Riassumo con parole mie l’importanza del suo scritto: 1) fa proprie buona parte delle critiche rivolte a Yoani e scaraventa la Sánchez nel novero di una «certa dissidenza [della Rivoluzione cubana] mossa soltanto da sete di successo, denaro e affermazione personale». 2) ammette che le riforme a Cuba vanno avanti e nella giusta direzione (per lei). 3) smantella il mito del gulag tropicale ammettendo che a Cuba non venga torto un capello. Riporto un suo frammento:

Non solo escono, ma quando rientrano a Cuba, dopo aver espresso in piena libertà il loro pensiero, nessuno torce loro un capello, nessuno li arresta, nessuno li mette sotto torchio. Tutto questo va detto, a onor del vero, senza voler fare il Gianni Minà della situazione, perché voglio vedere quanti dissidenti cinesi, iraniani, birmani, coreani, persino russi possono fare la stessa cosa senza correre rischi.

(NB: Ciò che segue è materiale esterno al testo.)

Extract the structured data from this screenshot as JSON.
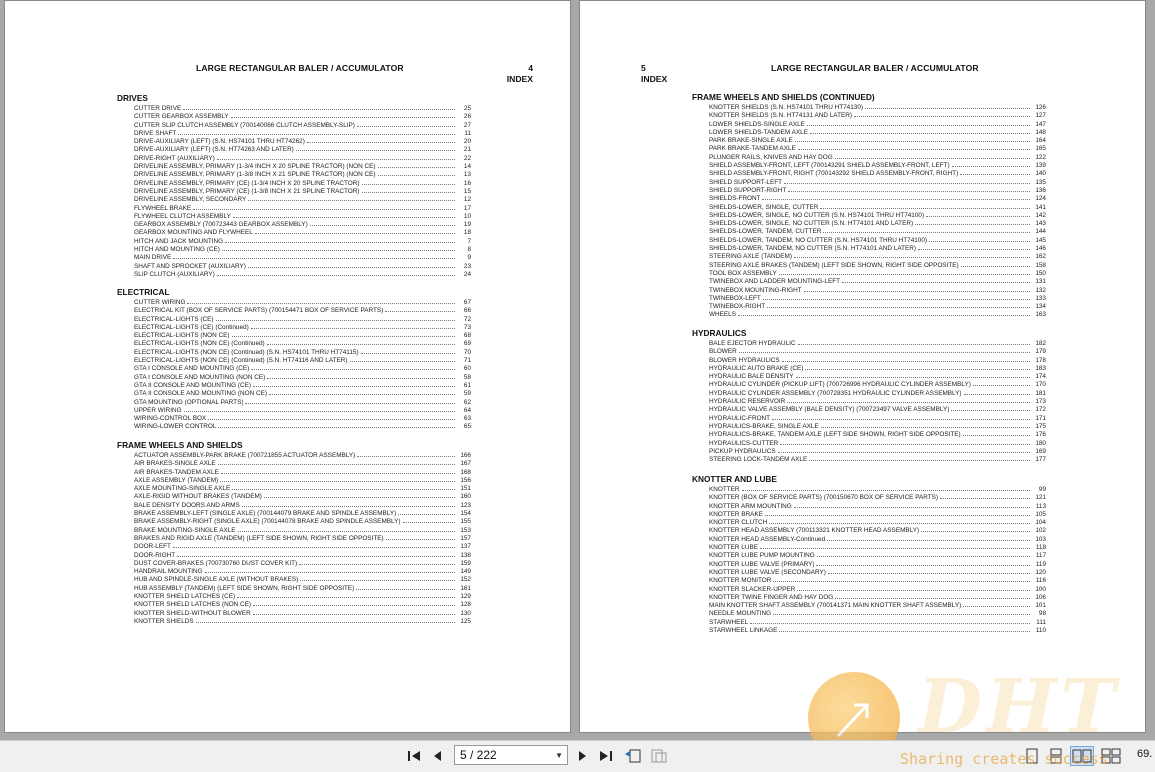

Questo passaggio non è interpretabile, è inconciliabile con quanto afferma tuttora YS e non è depennabile sulla parola di questa quando afferma che quell’email è falsa. Sono cose diverse e che esprimono differenze più profonde. Insomma: nel suo articolo ha messo molto, molto di più della delusione per l’avidità di Yoani. Per esempio: circa tre mesi fa lei traduceva un’intervista a Yoani come sempre durissima nei confronti del governo cubano. Vi si legge:

Cuba non è cambiata. Oggi si vive la falsa illusione che le riforme rauliste stiano cambiando Cuba, che siamo vicini a un sistema democratico, che si può allontanare l’attenzione da Cuba […] proprio quando il governo ha aperto piccoli spiragli di autonomia economica ma continua a mantenere il pugno di ferro. 

Tutte le persone in buona fede evolvono. Ma come si concilia questo passaggio (e la quasi totalità delle cose che lei ha condiviso in questi anni e che ho spesso letto con attenzione) con il pensare che Raúl vada nella buona direzione e affermare che agli oppositori a Cuba non venga torto un capello?

Da quando mi occupo di America latina rifuggo le interpretazioni manichee (quelle che in questi anni hanno rappresentato Chávez come Hitler, Evo come un troglodita, Cristina come una Tsa Tsa Gabor), in particolare con riferimento a Cuba. Ciò sia quando viene rappresentata come il paradiso in terra sia quando la raccontano come l’inferno. Però caro Lupi viene anche il momento della sintesi. Non m’importa, anzi va a suo onore, se lei traduce gratuitamente articoli per i quali YS è lautamente pagata. Il problema è che Yoani vende e si presta a rappresentare un certo tipo di narrazione di Cuba: il gulag tropicale. Lei ci si riconosce ancora?